Ein Versprechen an den Grossvater
Bereits als Sechsjähriger entscheidet er sich, Fussballer zu werden. «Ich fragte meinen Vater, ab wann man professionell Fussball spielen konnte. Er sagte ‹mit Sechzehn›. Also sagte ich: ‹Okay, dann mit Sechzehn.› Ich wusste, es würde passieren. Punkt.»
Für Lukaku fühlte sich jedes Spiel wie ein Final an, egal ob im Park oder im Kindergarten – er musste gewinnen, schliesslich musste er seine Familie retten.

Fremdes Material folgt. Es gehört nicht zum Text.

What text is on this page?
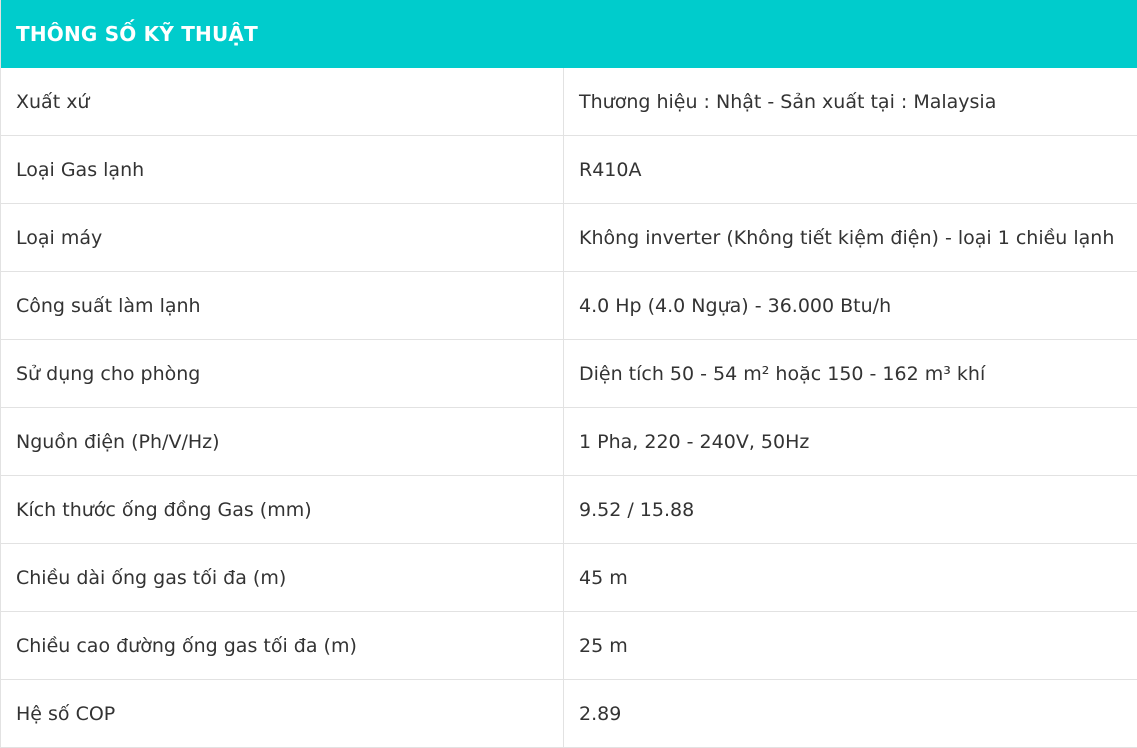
THÔNG SỐ KỸ THUẬT
Xuất xứ	Thương hiệu : Nhật - Sản xuất tại : Malaysia
Loại Gas lạnh	R410A
Loại máy	Không inverter (Không tiết kiệm điện) - loại 1 chiều lạnh
Công suất làm lạnh	4.0 Hp (4.0 Ngựa) - 36.000 Btu/h
Sử dụng cho phòng	Diện tích 50 - 54 m² hoặc 150 - 162 m³ khí
Nguồn điện (Ph/V/Hz)	1 Pha, 220 - 240V, 50Hz
Kích thước ống đồng Gas (mm)	9.52 / 15.88
Chiều dài ống gas tối đa (m)	45 m
Chiều cao đường ống gas tối đa (m)	25 m
Hệ số COP	2.89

Als er zwölf Jahre alt war, schoss er seine Juniorenmannschaft mit 76 Toren in 34 Spielen zur Meisterschaft. Daraufhin rief ihn sein Grossvater aus dem Kongo an und bat ihn, sich um seine Mutter zu kümmern.
«Er rief mich an und fragte mich: ‹Kannst du mir einen Gefallen machen? Kannst du dich um meine Tochter kümmern?› Ich war verwirrt und sagte: ‹Meine Mutter? Ja klar, es ist alles in Ordnung.› Da sagte er: ‹Nein, du musst für mich auf meine Tochter aufpassen. Kannst du mir das versprechen?› Ich sagte: ‹Ja Grossvater, ich verspreche es.› Fünf Tage später war er tot. Da verstand ich, was er gemeint hatte.»
Dank Wette zum Profivertrag
Durch seine Tore fiel der Stürmer bald den grösseren Klubs auf und wechselte 2006 in die Nachwuchsabteilung des RSC Anderlecht. Zwei Jahre später war er bei der U19. Aber Lukaku sass mehrheitlich auf der Bank und sein 16. Geburtstag kam immer näher. Aus Angst, mit 16 noch immer keinen Profivertrag abgeschlossen zu haben, ging er mit seinem Coach eine Wette ein.
«Ich habe ihm gesagt, dass ich bis im Dezember 25 Tore schiessen würde, wenn er mich spielen liess. Er lachte mich aus und sagte, dass ich wieder auf die Bank müsse, wenn ich es nicht schaffe. Also schlossen wir eine Wette ab. Ich sagte, er müsse der ganzen Mannschaft jeden Tag Pancakes backen, wenn ich es schaffe.» Bereits im November hatte Lukaku seine 25 Treffer erzielt. «Das war die dümmste Wette, die er je eingegangen war. Im Dezember assen wir nur Pancakes.»
Am 13. Mai 2009, seinem 16. Geburtstag, unterschrieb Lukaku seinen ersten Profivertrag beim RSC Anderlecht. Bis zu seinem Debüt musste der 1,90 cm grosse Stürmer nicht lange warten. Am 24. Mai, im Rückspiel des Playoff-Finals gegen Standard Lüttich, wurde er in der 63. Minute eingewechselt. Lukaku hatte es geschafft.